Le personas devono creare problemi: sei indizi per scoprire se sono inefficaci.

Mar 27, 2019

Nicolò è un architetto di 32 anni. Decisamente un tipo di bell’aspetto, la sua vita si divide tra Milano e Parigi dove ha un pied-à-terre che gli permette di dar sfogo al suo carattere dinamico e cosmopolita. È un appassionato di arte moderna e di innovazione tecnologica e fin da quando ha intrapreso la sua professione si è focalizzato sul successo personale e sull’arricchimento culturale, alimentati anche da una grande passione per i viaggi.

Tra l’inaugurazione di una mostra e uno spostamento in business class, Nicolò trova comunque il tempo di interessarsi di politica sia nazionale che estera, argomenti che gli servono per intrattenere gli amici quando, a sera, si concede un meritato aperitivo in un locale esclusivo di Milano. Sempre che non sia impegnato a praticare sport o nel realizzare fotografie per la sua prossima esposizione.

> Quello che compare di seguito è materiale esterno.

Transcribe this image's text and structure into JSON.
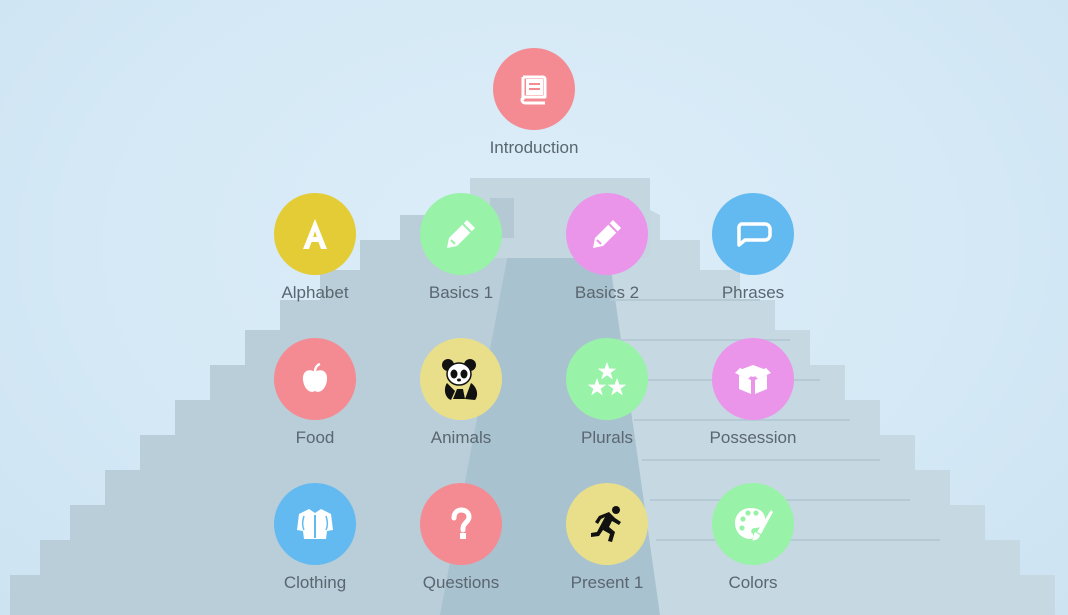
{
  "skills": [
    {
      "label": "Introduction",
      "icon": "book-icon",
      "color": "#f48b92"
    },
    {
      "label": "Alphabet",
      "icon": "letter-a-icon",
      "color": "#e3cc35"
    },
    {
      "label": "Basics 1",
      "icon": "pencil-icon",
      "color": "#98f2a8"
    },
    {
      "label": "Basics 2",
      "icon": "pencil-icon",
      "color": "#ea95ea"
    },
    {
      "label": "Phrases",
      "icon": "speech-bubble-icon",
      "color": "#62baf0"
    },
    {
      "label": "Food",
      "icon": "apple-icon",
      "color": "#f48b92"
    },
    {
      "label": "Animals",
      "icon": "panda-icon",
      "color": "#e9df8a"
    },
    {
      "label": "Plurals",
      "icon": "stars-icon",
      "color": "#98f2a8"
    },
    {
      "label": "Possession",
      "icon": "box-icon",
      "color": "#ea95ea"
    },
    {
      "label": "Clothing",
      "icon": "shirt-icon",
      "color": "#62baf0"
    },
    {
      "label": "Questions",
      "icon": "question-mark-icon",
      "color": "#f48b92"
    },
    {
      "label": "Present 1",
      "icon": "runner-icon",
      "color": "#e9df8a"
    },
    {
      "label": "Colors",
      "icon": "palette-icon",
      "color": "#98f2a8"
    }
  ]
}
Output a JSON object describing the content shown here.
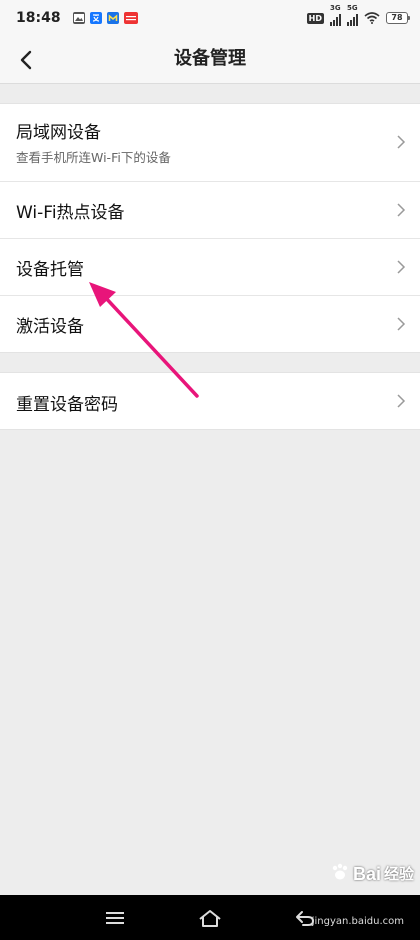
{
  "status_bar": {
    "time": "18:48",
    "hd_badge": "HD",
    "signal_1_label": "3G",
    "signal_2_label": "5G",
    "battery_level": "78",
    "notification_icons": [
      "gallery-icon",
      "translate-icon",
      "app-m-icon",
      "toutiao-icon"
    ]
  },
  "header": {
    "title": "设备管理"
  },
  "group1": {
    "items": [
      {
        "label": "局域网设备",
        "subtitle": "查看手机所连Wi-Fi下的设备"
      },
      {
        "label": "Wi-Fi热点设备"
      },
      {
        "label": "设备托管"
      },
      {
        "label": "激活设备"
      }
    ]
  },
  "group2": {
    "items": [
      {
        "label": "重置设备密码"
      }
    ]
  },
  "watermark": {
    "brand": "Bai",
    "brand_suffix": "经验",
    "site": "jingyan.baidu.com"
  },
  "colors": {
    "annotation_arrow": "#e8157a",
    "background": "#ededed",
    "card": "#ffffff"
  }
}
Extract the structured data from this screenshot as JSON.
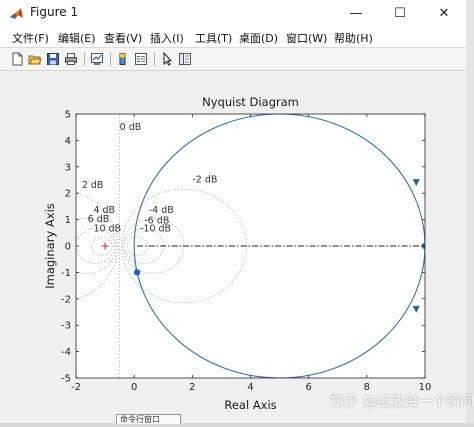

Quanti Nicolò hai conosciuto nella tua vita? Probabilmente nessuno. Non perché lo stile di vita di Nicolò sia riservato, e neanche perché tu non frequenti “i giri giusti”.
Il punto è che Nicolò non esiste.

Nella realtà non esiste una categoria di persone in grado di coniugare così tanti luoghi comuni sull’essere “top” e, se anche esiste una ristretta élite di persone che somigliano in qualche aspetto a Nicolò, le informazioni che abbiamo su di lui ci sono completamente inutili.

Le personas rassicuranti e le personas utili per il lavoro.

Eppure Nicolò è stato creato proprio perché fosse utile: è una persona ideata qualche tempo fa per un brand di accessori.Quando ho chiesto attraverso quale processo fosse stato creato, ho scoperto che era stata svolta un’indagine sui consumatori attuali, erano stati estratti i tratti più aspirazionali e positivi di quella categoria demografica ed erano stati poi romanzati in due personaggi, uno maschile e uno femminile.

Nicolò e Ludovica rappresentavano, in sostanza, un ideale di “super consumatore” che rassicurava il cliente ma che non aveva alcuno scopo a livello funzionale e di lavoro.
Quali problemi ha Nicolò? In quale modo possiamo aiutarlo? Su cosa possiamo concentrarci per rendere più rapidi, convenienti o facili le attività che deve compiere?

Le personas devono creare problemi.

Spesso quando entro in un’azienda vengono orgogliosamente presentate slide con descrizioni di personasaccuratissime e splendidi sorrisi da banca immagini. Come gli album delle foto di famiglia, mi vengono mostrate più per prendere confidenza con l’azienda o per commentarle insieme che per essere realmente utilizzate nel lavoro.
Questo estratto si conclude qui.